L’accent français de France aurait évolué quand celui du Canada serait à peu près demeuré dans son jus¹. Dès lors, on peut déduire que les expressions actuelles des habitants du deuxième pays francophone du monde datent elles aussi du XVIIᵉ, et sont ce faisant pour partie surannées.

C’est bien là le seul raisonnement valable (sauf à basculer du côté obscur du traitement affligé au monde animal, ce que nous ne saurions faire) pour expliquer l’usage de fourrer le chien.

Rassurons de suite les défenseurs de nos 30 millions d’amis à poil, fourrer le chien signifie simplement perdre son temps, glander, tenir les murs (pour les djeuns’).

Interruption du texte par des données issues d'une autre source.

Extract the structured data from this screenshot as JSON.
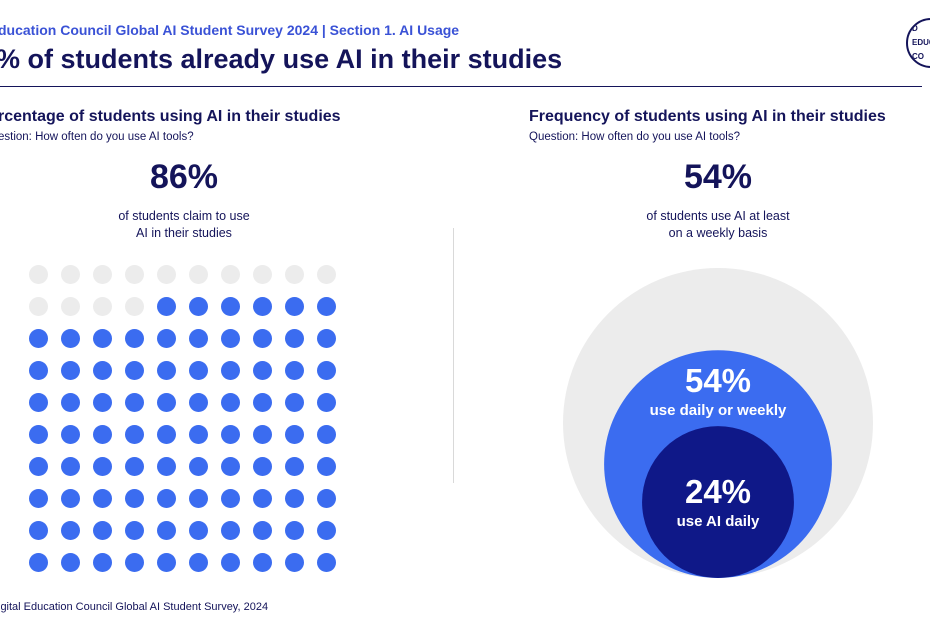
{
  "header": {
    "kicker": "ducation Council Global AI Student Survey 2024 | Section 1. AI Usage",
    "title": "% of students already use AI in their studies",
    "logo_lines": [
      "D",
      "EDUC",
      "CO"
    ]
  },
  "left_panel": {
    "title": "rcentage of students using AI in their studies",
    "question": "estion: How often do you use AI tools?",
    "stat": "86%",
    "caption_lines": [
      "of students claim to use",
      "AI in their studies"
    ]
  },
  "right_panel": {
    "title": "Frequency of students using AI in their studies",
    "question": "Question: How often do you use AI tools?",
    "stat": "54%",
    "caption_lines": [
      "of students use AI at least",
      "on a weekly basis"
    ]
  },
  "source": "igital Education Council Global AI Student Survey, 2024",
  "colors": {
    "navy": "#14145a",
    "accent_blue": "#3b6cf0",
    "dark_blue": "#0f1888",
    "light_gray": "#ececec"
  },
  "chart_data": [
    {
      "type": "waffle",
      "title": "rcentage of students using AI in their studies",
      "grid": [
        10,
        10
      ],
      "total": 100,
      "filled": 86,
      "value_label": "86%"
    },
    {
      "type": "nested-bubble",
      "title": "Frequency of students using AI in their studies",
      "series": [
        {
          "name": "use daily or weekly",
          "value": 54,
          "label": "54%"
        },
        {
          "name": "use AI daily",
          "value": 24,
          "label": "24%"
        }
      ],
      "total": 100
    }
  ]
}
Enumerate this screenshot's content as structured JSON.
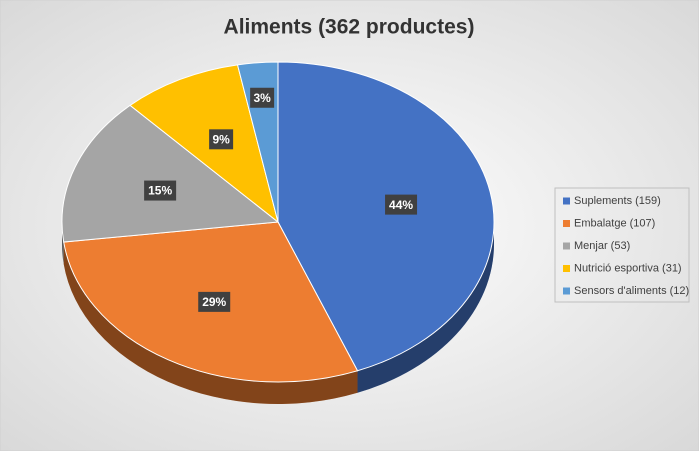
{
  "chart_data": {
    "type": "pie",
    "title": "Aliments (362 productes)",
    "categories": [
      "Suplements (159)",
      "Embalatge (107)",
      "Menjar (53)",
      "Nutrició esportiva (31)",
      "Sensors d'aliments (12)"
    ],
    "values": [
      44,
      29,
      15,
      9,
      3
    ],
    "value_labels": [
      "44%",
      "29%",
      "15%",
      "9%",
      "3%"
    ],
    "colors": [
      "#4472c4",
      "#ed7d31",
      "#a5a5a5",
      "#ffc000",
      "#5b9bd5"
    ],
    "legend": "right"
  }
}
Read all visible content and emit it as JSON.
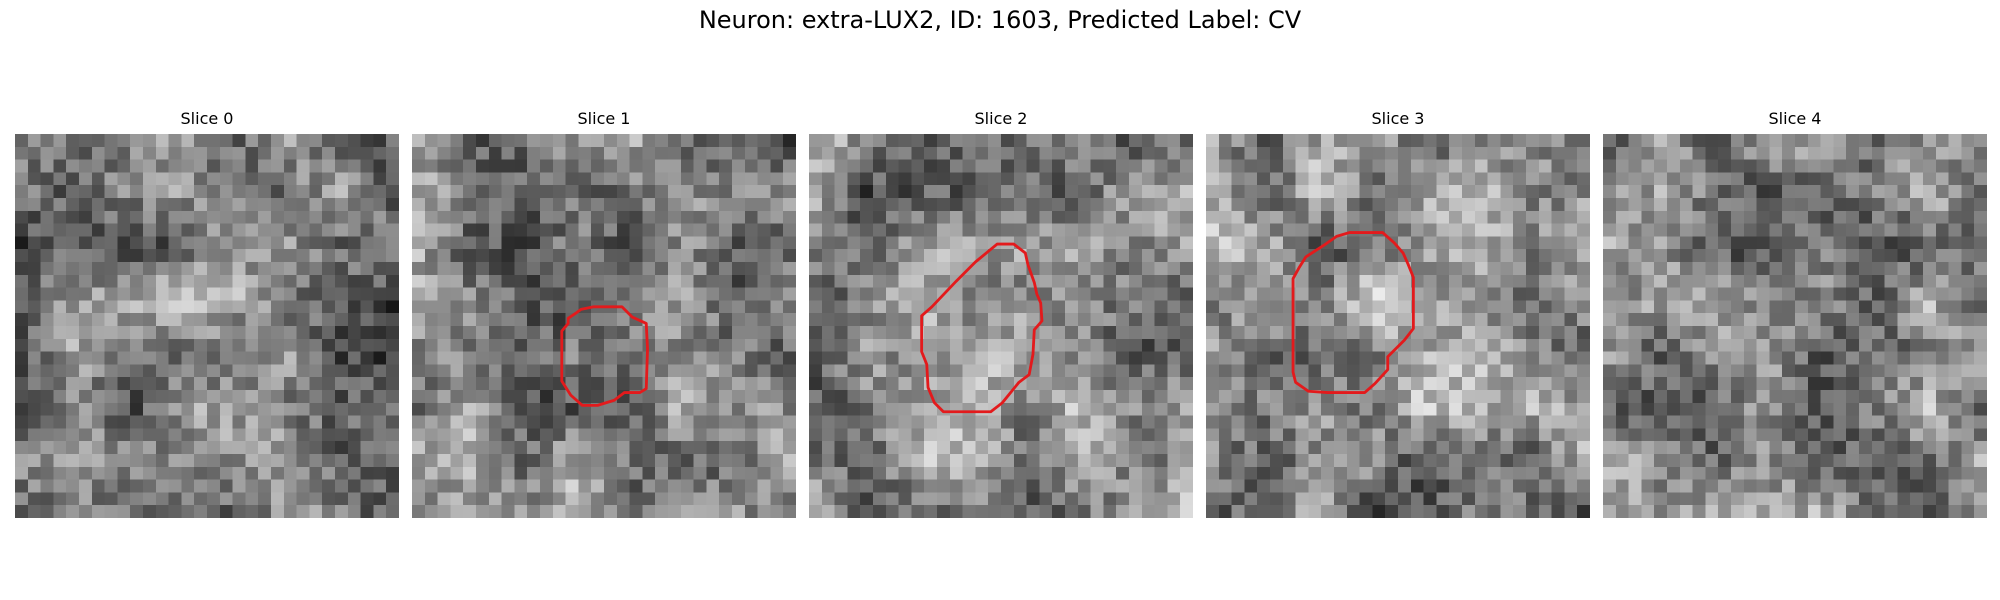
{
  "figure": {
    "title": "Neuron: extra-LUX2, ID: 1603, Predicted Label: CV"
  },
  "contour_color": "#e31a1c",
  "slices": [
    {
      "title": "Slice 0",
      "has_contour": false,
      "brightness": 0.42,
      "blob_strength": 0.18
    },
    {
      "title": "Slice 1",
      "has_contour": true,
      "brightness": 0.5,
      "blob_strength": -0.15
    },
    {
      "title": "Slice 2",
      "has_contour": true,
      "brightness": 0.5,
      "blob_strength": 0.18
    },
    {
      "title": "Slice 3",
      "has_contour": true,
      "brightness": 0.52,
      "blob_strength": 0.22
    },
    {
      "title": "Slice 4",
      "has_contour": false,
      "brightness": 0.52,
      "blob_strength": 0.05
    }
  ]
}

On peut imaginer par exemple que pendant la Fronde, Mazarin considéra plus d’une fois qu’il était en train de fourrer le chien; ou que Louis XIV en décidant de changer les règles de l’ancien régime après la mort de son premier ministre se dit qu’il avait assez fourré le chien et qu’il était temps de réformer la monarchie.

Nota bene : un chien peut très bien lui aussi fourrer le chien.

Oui, tout cela est possible et c’est la langue de nos cousins d’outre-atlantique qui nous le dit.

Car si fourrer le chien est bel et bien suranné de ce côté de l’océan, il est encore vivace à Québec, à Gautineau et à Sherbrooke où, sans mettre en péril l’intégrité d’un seul teckel à poil ras, sans que la moindre idée d’une innommable perversité traverse l’esprit d’un amateur de bergers allemands, on fourre le chien chaque jour.

On estime qu’en France l’expression devient surannée en 1754, lorsque Rousseau rappelle dans son Discours sur l’inégalité que l’homme a commencé sa carrière comme animal, et que ce dernier devrait participer au droit naturel. Il devient alors compliqué d’utiliser fourrer le chien comme synonyme d’une attente trop longue.

Croquer le marmot qui datait du siècle d’avant fourrer le chien reprend donc du service puisqu’il est toujours question de patienter plus qu’il n’en faut dans bien des situations et qu’il faut trouver un moyen de le dire sans s’énerver.

¹Une bonne imitation de Louis XIV se fait donc avec l’accent de la Nouvelle-France et non un ton ampoulé façon bourgeoisie précieuse et ridicule.